Recently, the findings of the Million Death Study have been extended and updated, providing even more astonishing estimates of the burden of snakebite mortality in India.3 The overall number of snakebite deaths has increased from 55,000 in 2001, to about 61,000 in 2014. Combining survey data from 2001-14 with results of a systematic review of 87,590 snakebites reported in the literature between 2000 and 2019 suggested that as many as 1.2 million Indians had died of snakebite during that 20 year period, an average of about 58,000 each year.

The new survey identifies, more precisely, areas and times of highest risk, determined by the prevalence of particularly dangerous species, the overlap of snake and human populations, and the coincidence of seasonal and diurnal patterns of activity. About 70% of deaths occurred in eight higher-burden states (Andhra Pradesh, Odisha, Bihar, Uttar Pradesh, Madhya Pradesh, Chhattisgarh, and Rajasthan); half during the southwest monsoon seasons from June to September; and 80% at altitudes below 400m above sea level.

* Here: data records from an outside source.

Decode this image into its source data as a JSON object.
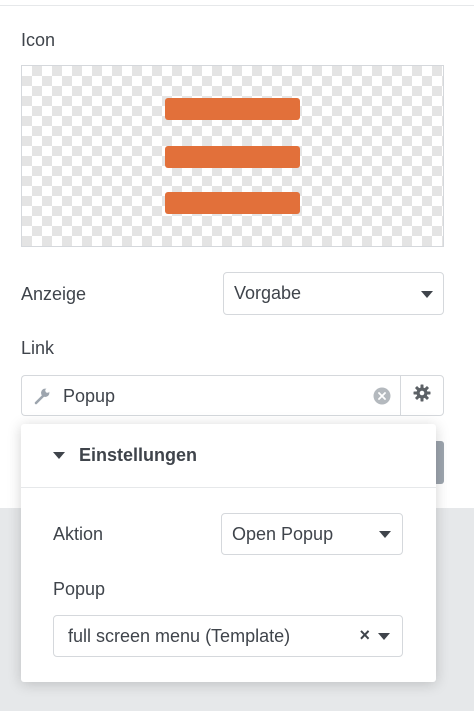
{
  "icon_section": {
    "label": "Icon",
    "preview_icon": "hamburger-menu-icon",
    "icon_color": "#e2703a"
  },
  "display": {
    "label": "Anzeige",
    "value": "Vorgabe"
  },
  "link": {
    "label": "Link",
    "value": "Popup",
    "leading_icon": "wrench-icon",
    "clear_icon": "clear-icon",
    "settings_icon": "gear-icon"
  },
  "settings_popover": {
    "title": "Einstellungen",
    "action": {
      "label": "Aktion",
      "value": "Open Popup"
    },
    "popup": {
      "label": "Popup",
      "value": "full screen menu (Template)",
      "remove_glyph": "×"
    }
  }
}
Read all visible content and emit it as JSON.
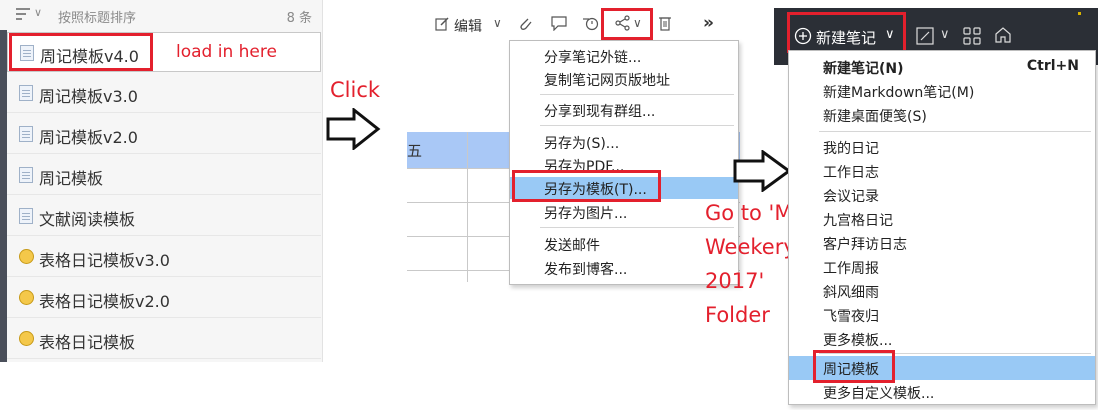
{
  "panel1": {
    "sort_label": "按照标题排序",
    "sort_chevron": "∨",
    "count": "8 条",
    "notes": [
      {
        "label": "周记模板v4.0",
        "icon": "document-icon"
      },
      {
        "label": "周记模板v3.0",
        "icon": "document-icon"
      },
      {
        "label": "周记模板v2.0",
        "icon": "document-icon"
      },
      {
        "label": "周记模板",
        "icon": "document-icon"
      },
      {
        "label": "文献阅读模板",
        "icon": "document-icon"
      },
      {
        "label": "表格日记模板v3.0",
        "icon": "smiley-icon"
      },
      {
        "label": "表格日记模板v2.0",
        "icon": "smiley-icon"
      },
      {
        "label": "表格日记模板",
        "icon": "smiley-icon"
      }
    ],
    "annotation": "load in here"
  },
  "click_label": "Click",
  "panel2": {
    "toolbar": {
      "edit_label": "编辑",
      "chevron": "∨",
      "more": "»"
    },
    "table_cell": "五",
    "share_menu": [
      {
        "label": "分享笔记外链..."
      },
      {
        "label": "复制笔记网页版地址"
      },
      {
        "label": "分享到现有群组..."
      },
      {
        "label": "另存为(S)..."
      },
      {
        "label": "另存为PDF..."
      },
      {
        "label": "另存为模板(T)..."
      },
      {
        "label": "另存为图片..."
      },
      {
        "label": "发送邮件"
      },
      {
        "label": "发布到博客..."
      }
    ]
  },
  "goto_annotation": [
    "Go to 'My",
    "Weekery/",
    "2017'",
    "Folder"
  ],
  "panel3": {
    "new_note_label": "新建笔记",
    "new_note_chevron": "∨",
    "new_menu": [
      {
        "label": "新建笔记(N)",
        "shortcut": "Ctrl+N"
      },
      {
        "label": "新建Markdown笔记(M)",
        "shortcut": ""
      },
      {
        "label": "新建桌面便笺(S)",
        "shortcut": ""
      },
      {
        "label": "我的日记",
        "shortcut": ""
      },
      {
        "label": "工作日志",
        "shortcut": ""
      },
      {
        "label": "会议记录",
        "shortcut": ""
      },
      {
        "label": "九宫格日记",
        "shortcut": ""
      },
      {
        "label": "客户拜访日志",
        "shortcut": ""
      },
      {
        "label": "工作周报",
        "shortcut": ""
      },
      {
        "label": "斜风细雨",
        "shortcut": ""
      },
      {
        "label": "飞雪夜归",
        "shortcut": ""
      },
      {
        "label": "更多模板...",
        "shortcut": ""
      },
      {
        "label": "周记模板",
        "shortcut": ""
      },
      {
        "label": "更多自定义模板...",
        "shortcut": ""
      }
    ]
  },
  "colors": {
    "annotation_red": "#e3202d",
    "highlight_blue": "#99c9f5",
    "toolbar_dark": "#2b2f36"
  }
}
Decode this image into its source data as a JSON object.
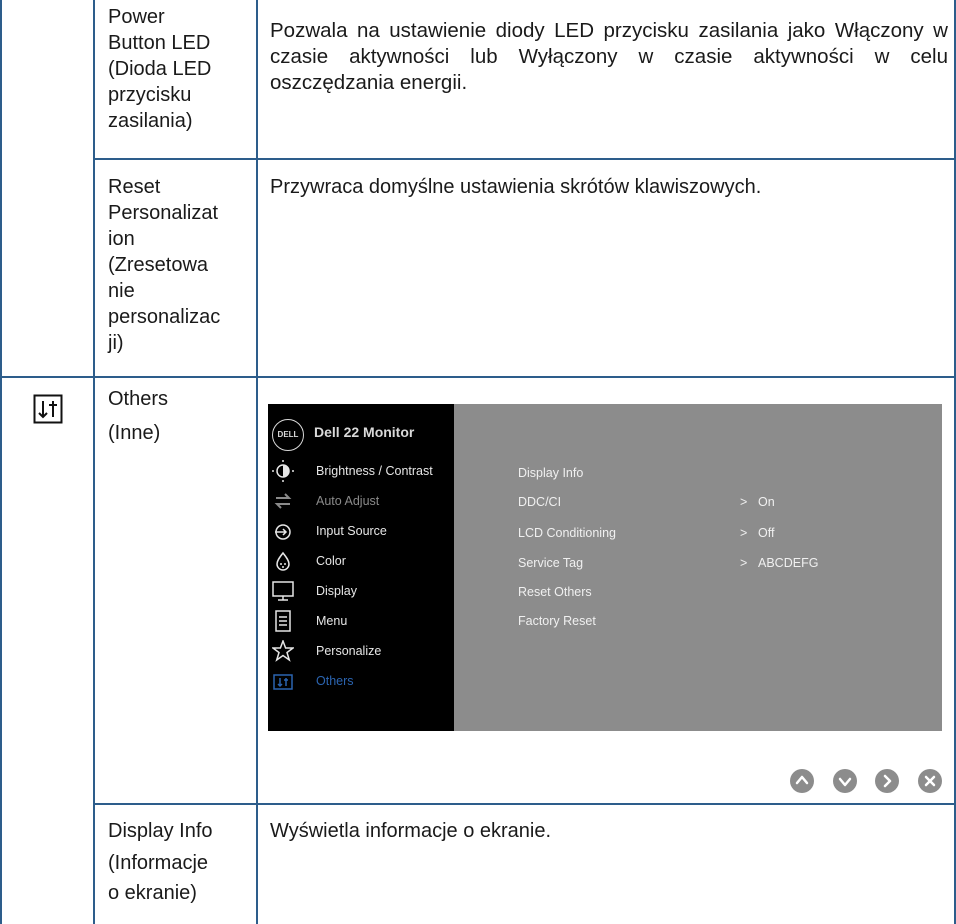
{
  "rows": [
    {
      "item": "Power Button LED (Dioda LED przycisku zasilania)",
      "item_lines": [
        "Power",
        "Button LED",
        "(Dioda LED",
        "przycisku",
        "zasilania)"
      ],
      "description": "Pozwala na ustawienie diody LED przycisku zasilania jako Włączony w czasie aktywności lub Wyłączony w czasie aktywności w celu oszczędzania energii."
    },
    {
      "item": "Reset Personalization (Zresetowanie personalizacji)",
      "item_lines": [
        "Reset",
        "Personalizat",
        "ion",
        "(Zresetowa",
        "nie",
        "personalizac",
        "ji)"
      ],
      "description": "Przywraca domyślne ustawienia skrótów klawiszowych."
    },
    {
      "icon": "others-icon",
      "item": "Others",
      "item_sub": "(Inne)"
    },
    {
      "item": "Display Info",
      "item_lines": [
        "(Informacje",
        "o ekranie)"
      ],
      "description": "Wyświetla informacje o ekranie."
    }
  ],
  "osd": {
    "logo": "DELL",
    "title": "Dell 22 Monitor",
    "menu": [
      {
        "label": "Brightness / Contrast",
        "icon": "brightness-icon",
        "dim": false
      },
      {
        "label": "Auto Adjust",
        "icon": "auto-adjust-icon",
        "dim": true
      },
      {
        "label": "Input Source",
        "icon": "input-source-icon",
        "dim": false
      },
      {
        "label": "Color",
        "icon": "color-icon",
        "dim": false
      },
      {
        "label": "Display",
        "icon": "display-icon",
        "dim": false
      },
      {
        "label": "Menu",
        "icon": "menu-icon",
        "dim": false
      },
      {
        "label": "Personalize",
        "icon": "personalize-icon",
        "dim": false
      },
      {
        "label": "Others",
        "icon": "others-icon",
        "active": true
      }
    ],
    "submenu": [
      {
        "label": "Display Info",
        "value": ""
      },
      {
        "label": "DDC/CI",
        "value": "On"
      },
      {
        "label": "LCD Conditioning",
        "value": "Off"
      },
      {
        "label": "Service Tag",
        "value": "ABCDEFG"
      },
      {
        "label": "Reset Others",
        "value": ""
      },
      {
        "label": "Factory Reset",
        "value": ""
      }
    ],
    "value_chevron": ">",
    "nav_buttons": [
      "up-button",
      "down-button",
      "next-button",
      "exit-button"
    ]
  },
  "colors": {
    "grid": "#2d5d8b",
    "osd_bg": "#8c8c8c",
    "osd_menu_bg": "#000000",
    "osd_active": "#2b64b0",
    "nav_button": "#8c8c8c"
  }
}
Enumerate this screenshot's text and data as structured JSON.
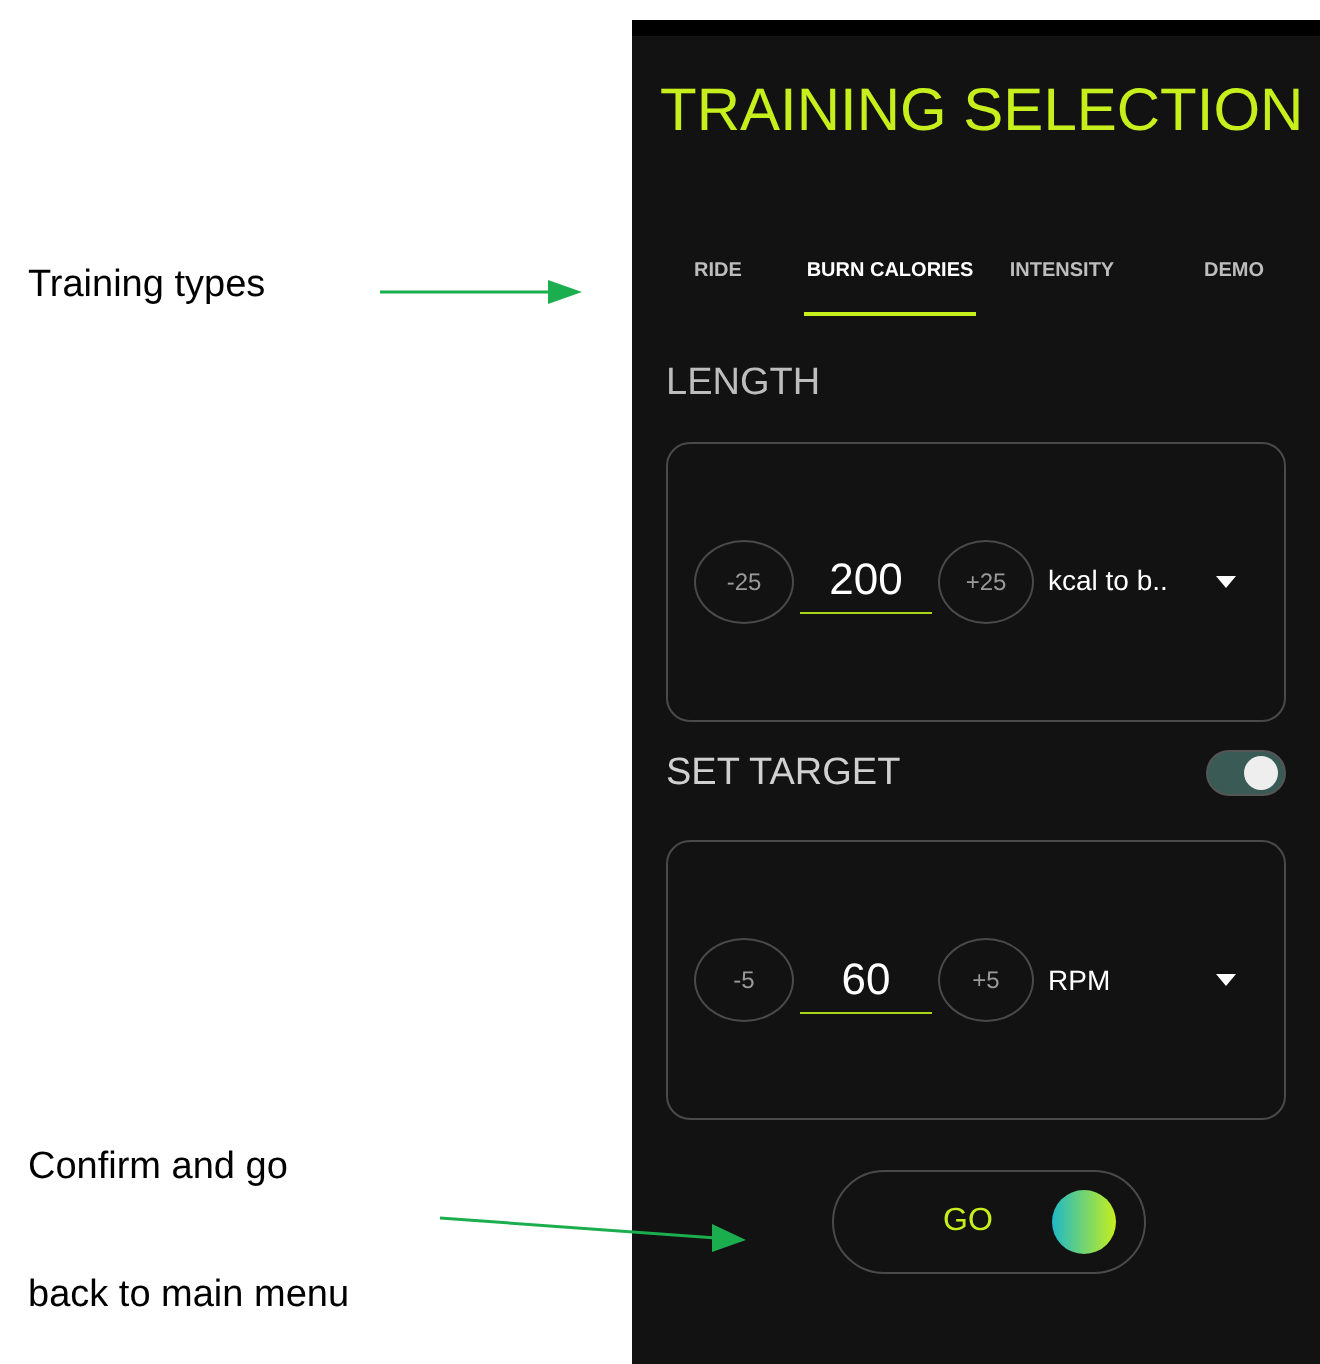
{
  "annotations": [
    {
      "text": "Training types"
    },
    {
      "text": "Confirm and go"
    },
    {
      "text": "back to main menu"
    }
  ],
  "screen": {
    "title": "TRAINING SELECTION",
    "tabs": [
      {
        "label": "RIDE",
        "selected": false
      },
      {
        "label": "BURN CALORIES",
        "selected": true
      },
      {
        "label": "INTENSITY",
        "selected": false
      },
      {
        "label": "DEMO",
        "selected": false
      }
    ],
    "length": {
      "label": "LENGTH",
      "minus": "-25",
      "value": "200",
      "plus": "+25",
      "unit": "kcal to b.."
    },
    "target": {
      "label": "SET TARGET",
      "on": true,
      "minus": "-5",
      "value": "60",
      "plus": "+5",
      "unit": "RPM"
    },
    "go_button": {
      "label": "GO"
    }
  }
}
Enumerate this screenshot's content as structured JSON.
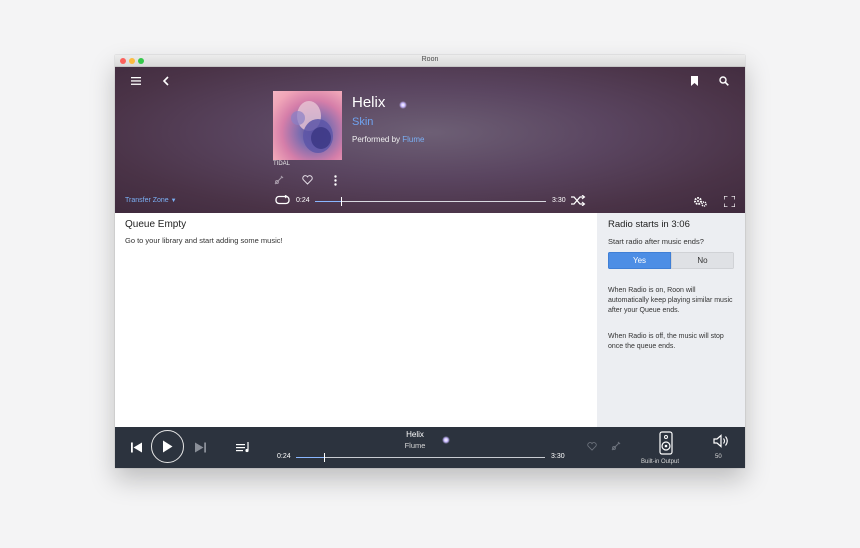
{
  "window": {
    "title": "Roon"
  },
  "now_playing": {
    "track_title": "Helix",
    "album": "Skin",
    "performed_by_prefix": "Performed by",
    "artist": "Flume",
    "source": "TIDAL",
    "elapsed": "0:24",
    "duration": "3:30",
    "progress_fraction": 0.114
  },
  "zone": {
    "transfer_label": "Transfer Zone"
  },
  "queue": {
    "title": "Queue Empty",
    "message": "Go to your library and start adding some music!"
  },
  "radio": {
    "title": "Radio starts in 3:06",
    "question": "Start radio after music ends?",
    "yes_label": "Yes",
    "no_label": "No",
    "selected": "Yes",
    "note_on": "When Radio is on, Roon will automatically keep playing similar music after your Queue ends.",
    "note_off": "When Radio is off, the music will stop once the queue ends."
  },
  "player_bar": {
    "title": "Helix",
    "artist": "Flume",
    "elapsed": "0:24",
    "duration": "3:30",
    "progress_fraction": 0.114,
    "output_label": "Built-in Output",
    "volume": "50"
  },
  "icons": {
    "menu": "hamburger-icon",
    "back": "chevron-left-icon",
    "bookmark": "bookmark-icon",
    "search": "search-icon",
    "settings": "gears-icon",
    "fullscreen": "fullscreen-icon",
    "repeat": "repeat-icon",
    "shuffle": "shuffle-icon",
    "heart": "heart-icon",
    "more": "more-vertical-icon",
    "focus": "focus-guitar-icon",
    "prev": "skip-previous-icon",
    "play": "play-icon",
    "next": "skip-next-icon",
    "queue": "queue-icon",
    "speaker": "speaker-icon",
    "volume": "volume-icon"
  },
  "colors": {
    "accent": "#4d8ee5",
    "link": "#7ab0f5",
    "player_bg": "#2c333e"
  }
}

Identification of the geographical and temporal distributions of snakebites should allow public health authorities in India to deploy preventive and therapeutic strategies more efficiently, towards achieving the WHO’s goal of halving snakebite death and morbidity rates by 2030.

References

1Theakston, RD, Warrell, DA. Crisis in Snake Antivenom Supply for Africa. Lancet 2000 Dec 16;356(9247):2104.

2Mohapatra, B, et al., Snakebite Mortality in India: A Nationally Representative Mortality Survey. PLoS Negl Trop Dis. 2011 Apr 12;5(4):e1018.

3Suraweera, W, et al., Trends in snakebite deaths in India from 2000 to 2019 in a nationally representative mortality study. eLife (accepted for publication June 2020).